Learning

Neurofeedback training involves several learning processes, including operant conditioning and observational learning. Neurofeedback software incorporates powerful operant principles. A movie plays when a child increases low beta and decreases theta activity (positive reinforcement). A score counter stops reversing when a child focuses on a reading selection after several minutes of distraction (negative reinforcement). The training goal becomes progressively more demanding as the child succeeds (shaping).

BCIA Blueprint Coverage

This unit covers Overview of principles of human learning as they apply to neurofeedback (I-C).

Professionals completing this unit will be able to discuss:

Overview of principles of human learning as they apply to neurofeedback
A. Learning theory
B. Application of learning principles to neurofeedback training

Three Main Types of Learning

We can divide learning into three main categories: associative, nonassociative, and observational.

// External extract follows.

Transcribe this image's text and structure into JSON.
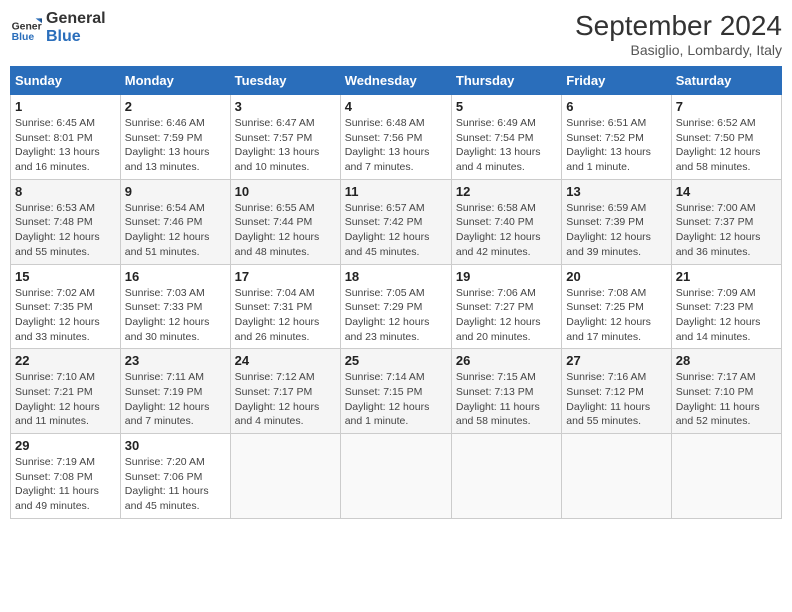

Associative learning and observational learning are most relevant to neurofeedback. In associative learning, we create connections between stimuli, behaviors, or stimuli and behaviors. Associative learning aids our survival since it allows us to predict future events based on past experience. Learning that B follows A provides us with time to prepare for B. Two forms of associative learning are classical conditioning and operant conditioning (Cacioppo & Freberg, 2016).

Classical Conditioning

Pavlov demonstrated classical conditioning in 1927 based on his famous research with dogs. Due to faulty English translations, we now use the adjectives conditioned and unconditioned instead of conditional and unconditional. We will use the current terminology to minimize confusion.

Classical conditioning is an unconscious associative learning process that builds connections between paired stimuli that follow each other in time. Through this learning process, a dog in Pavlov's laboratory learned that if A (a ringing bell) occurs, B (food) will follow. The ability to predict the future from past experience is crucial to our survival since it gives us time to prepare.

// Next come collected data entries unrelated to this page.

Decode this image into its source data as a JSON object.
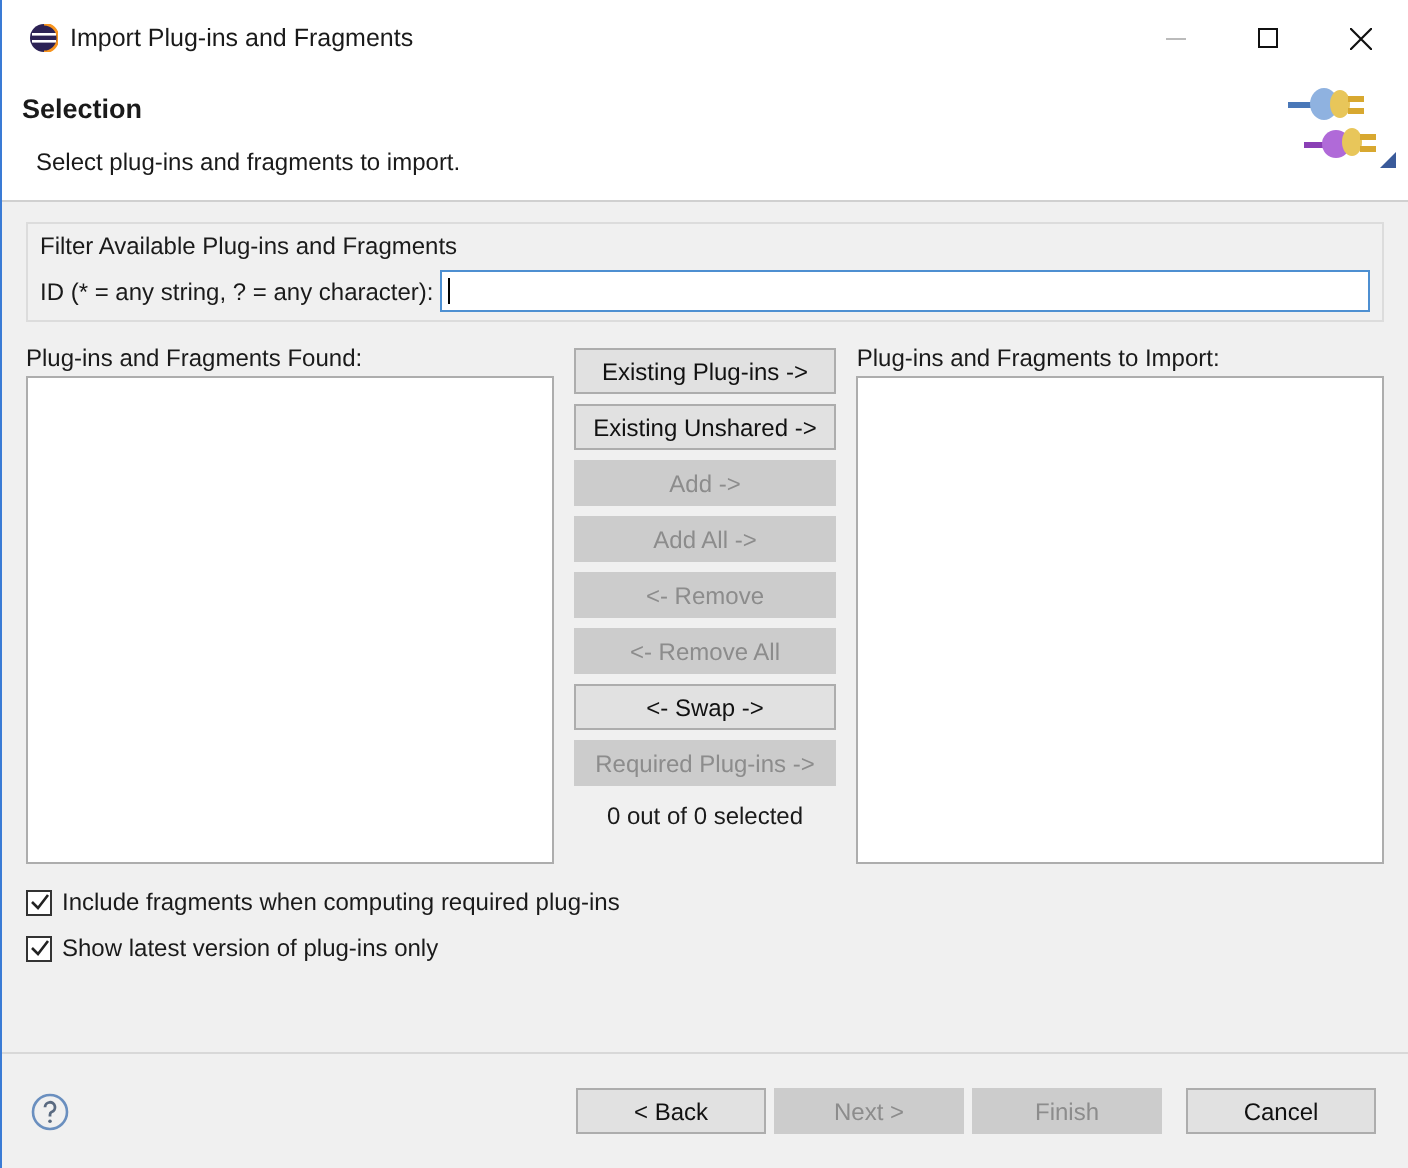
{
  "window": {
    "title": "Import Plug-ins and Fragments"
  },
  "header": {
    "title": "Selection",
    "description": "Select plug-ins and fragments to import."
  },
  "filter": {
    "group_label": "Filter Available Plug-ins and Fragments",
    "field_label": "ID (* = any string, ? = any character):"
  },
  "found_list": {
    "label": "Plug-ins and Fragments Found:"
  },
  "import_list": {
    "label": "Plug-ins and Fragments to Import:"
  },
  "middle_buttons": [
    {
      "label": "Existing Plug-ins ->",
      "disabled": false
    },
    {
      "label": "Existing Unshared ->",
      "disabled": false
    },
    {
      "label": "Add ->",
      "disabled": true
    },
    {
      "label": "Add All ->",
      "disabled": true
    },
    {
      "label": "<- Remove",
      "disabled": true
    },
    {
      "label": "<- Remove All",
      "disabled": true
    },
    {
      "label": "<- Swap ->",
      "disabled": false
    },
    {
      "label": "Required Plug-ins ->",
      "disabled": true
    }
  ],
  "selection_count": "0 out of 0 selected",
  "options": [
    {
      "label": "Include fragments when computing required plug-ins",
      "checked": true
    },
    {
      "label": "Show latest version of plug-ins only",
      "checked": true
    }
  ],
  "footer_buttons": [
    {
      "label": "< Back",
      "disabled": false
    },
    {
      "label": "Next >",
      "disabled": true
    },
    {
      "label": "Finish",
      "disabled": true
    },
    {
      "label": "Cancel",
      "disabled": false
    }
  ]
}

Before learning to anticipate food in Pavlov's laboratory, dogs salivated (unconditioned response) when they saw food (unconditioned stimulus). An unconditioned response (UCR) follows an unconditioned stimulus (UCS) before conditioning. However, until dogs learned to associate the sound of a bell with the delivery of food, the bell was a neutral stimulus (NS) which did not elicit salivation.

Through repeated pairing of the bell with the arrival of food, Pavlov's dogs learned that the bell reliably signaled the arrival of food. Now, the bell became a conditioned stimulus (CS) which elicited the conditioned response (CR) of salivation. Graphic © VectorMine/iStockphoto.com.

When the association between the CS and CR is disrupted because B no longer consistently follows A, the frequency of the CR may decline or the CR may disappear. This phenomenon is called extinction. In Pavlov's situation, repeated trials where food did not follow bell ringing reduced or eliminated salivation. Extinction of CRs allows us to adapt to changes in our experience. You learn to use passwords less predictable than password after you become a victim of identity theft. You are able to play with dogs, again, after you were bitten as a child.

Pavlov argued that extinction is not forgetting, but evidence of new learning that overrides previous learning. The phenomenon of spontaneous recovery, where the CR (salivation) reappears after a period of time without exposure to the CS (bell) supports his position. Dogs who stopped salivating by the end of an extinction trial in which no food followed the bell often resumed salivating during a break or the next session.

Generalization and discrimination are mirror images of each other. In generalization, the conditioned response is elicited by stimuli (low-pitched bell) that resemble the original conditioned stimulus (high-pitched bell). Generalization promotes our survival because it allows us to apply learning about one stimulus (lions) to similar predators (tigers) without experiencing them.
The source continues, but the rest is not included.